Rodney Baxter discovered that commutativity of transfer matrices is implied by what is now known as the Yang–Baxter equation, which involves an operator called the $R$-matrix. The $R$-matrix can be regarded as the fundamental building block out of which transfer matrices are constructed, corresponding to the interactions of a single lattice site with its neighbors. The Yang–Baxter equation relates two different ways in which three sites can interact. It has a graphical representation closely connected with knot theory.

Quantum groups arise as algebraic structures in which $R$-matrices satisfying the Yang–Baxter equation naturally arise. These solutions to the Yang–Baxter equation give rise to new families of commuting transfer matrices, and therefore to new exactly solvable models describing new types of phase transitions.

There are connections between these models and other parts of physics. These particular exactly solvable models have critical points, at which the physical system exhibits a form of scale invariance. Scale invariance actually implies the stronger conformal invariance, and these models at their critical points have continuum limits called conformal field theories. These are a key ingredient in string theory, and play a role in many interesting mathematical developments as well (for example in the proof of the Moonshine conjectures).


Ok, a couple of months have passed since I posted this question, and I have begun this project on quantum groups. I am now in the condition of answering a couple of the questions I posed.

  1. There are many different definitions of quantum groups, all of which are related somehow. A possible definition is: a (Drinfeld-Jimbo) quantum group is a $1$-parameter deformation of the universal enveloping algebra $U\mathfrak{g}$ of a Lie algebra $\mathfrak{g}$ which is always a Hopf algebra.
  2. The subject is interesting because it relates to the subject of quantum integrable systems in quantum mechanics. There is an ongoing effort trying to geometrize the notion of quantum groups (as stated at page $28$ of the paper of Maulik and Okounkov).
  3. See the wonderful and exhaustive answer by Will Orrick.
  4. To learn quantum groups you will need some knowledge of physics (to have a motivation for the subject and maybe to get some intuition), Lie groups and Lie algebras, and representation theory.

For the questions added in the edits:

  1. I have just begun to read the paper, maybe in a couple of months, when I'll have a clearer idea of what is happening, I will update this answer to give an overview. From what I have been told by my professor, it should be about finding a geometrical approach to quantum groups.
  2. To understand the paper easily you will need a lot of algebraic geometry (you should at least know what a Nakajima variety is, and know stuff about Gromov-Witten invariants) and at least some K-theory. I have to admit I am struggling, but I am also learning a lot.

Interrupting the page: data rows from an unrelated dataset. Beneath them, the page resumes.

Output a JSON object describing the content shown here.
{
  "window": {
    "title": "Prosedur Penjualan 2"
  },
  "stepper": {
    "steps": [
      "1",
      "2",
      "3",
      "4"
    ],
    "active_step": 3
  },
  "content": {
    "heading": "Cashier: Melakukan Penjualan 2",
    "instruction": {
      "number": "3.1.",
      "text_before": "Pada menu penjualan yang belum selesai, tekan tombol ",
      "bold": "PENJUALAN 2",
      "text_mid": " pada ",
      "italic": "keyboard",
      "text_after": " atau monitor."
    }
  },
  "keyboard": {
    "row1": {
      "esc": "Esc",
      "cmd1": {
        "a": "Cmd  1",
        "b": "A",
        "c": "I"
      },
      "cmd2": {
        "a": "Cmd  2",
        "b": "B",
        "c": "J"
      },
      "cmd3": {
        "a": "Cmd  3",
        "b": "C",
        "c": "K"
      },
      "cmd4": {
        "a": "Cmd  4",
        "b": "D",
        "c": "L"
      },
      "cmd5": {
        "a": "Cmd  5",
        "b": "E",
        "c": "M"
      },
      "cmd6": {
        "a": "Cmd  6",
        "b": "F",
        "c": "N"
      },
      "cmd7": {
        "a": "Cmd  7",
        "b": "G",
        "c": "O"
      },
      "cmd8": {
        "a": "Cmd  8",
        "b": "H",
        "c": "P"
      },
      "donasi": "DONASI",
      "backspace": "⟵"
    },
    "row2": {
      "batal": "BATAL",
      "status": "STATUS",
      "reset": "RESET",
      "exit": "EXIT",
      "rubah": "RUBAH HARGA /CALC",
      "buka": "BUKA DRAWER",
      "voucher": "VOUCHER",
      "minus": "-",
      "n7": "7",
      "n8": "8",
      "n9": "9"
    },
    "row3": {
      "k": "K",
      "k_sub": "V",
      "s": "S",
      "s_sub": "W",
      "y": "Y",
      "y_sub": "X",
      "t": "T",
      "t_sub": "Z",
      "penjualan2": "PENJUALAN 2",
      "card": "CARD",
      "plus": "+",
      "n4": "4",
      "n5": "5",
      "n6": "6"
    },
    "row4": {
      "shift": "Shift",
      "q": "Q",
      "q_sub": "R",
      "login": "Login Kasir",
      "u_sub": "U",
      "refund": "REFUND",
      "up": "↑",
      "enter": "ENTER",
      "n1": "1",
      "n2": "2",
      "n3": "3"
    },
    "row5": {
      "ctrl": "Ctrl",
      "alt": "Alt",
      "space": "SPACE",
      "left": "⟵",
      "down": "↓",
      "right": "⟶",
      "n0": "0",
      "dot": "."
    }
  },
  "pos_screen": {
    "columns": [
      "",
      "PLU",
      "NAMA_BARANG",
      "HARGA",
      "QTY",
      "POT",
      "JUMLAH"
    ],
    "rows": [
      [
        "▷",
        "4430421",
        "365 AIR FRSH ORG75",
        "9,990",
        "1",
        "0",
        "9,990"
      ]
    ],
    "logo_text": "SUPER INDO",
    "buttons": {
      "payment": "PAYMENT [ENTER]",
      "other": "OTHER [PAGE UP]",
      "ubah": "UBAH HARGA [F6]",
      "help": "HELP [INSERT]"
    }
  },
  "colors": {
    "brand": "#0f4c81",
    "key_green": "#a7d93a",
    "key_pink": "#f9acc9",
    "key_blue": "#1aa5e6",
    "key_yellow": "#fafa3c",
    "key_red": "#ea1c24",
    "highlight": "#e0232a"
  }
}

Edit: There are a few more subjects you will need to know to approach the paper and hope to undertand the majority of it. I would advise to take a look at:

  • Symplectic geometry (for example here, or any of the other references you can easily find online), in particular you should know at least what a moment map is.
  • Geometric Invariant Theory (GIT), which you can look up here.
  • Equivariant cohomology, if you have access to Springer through an university, Bott's introduction is really clear, else you can probably find something online.

I will update if I find other useful stuff.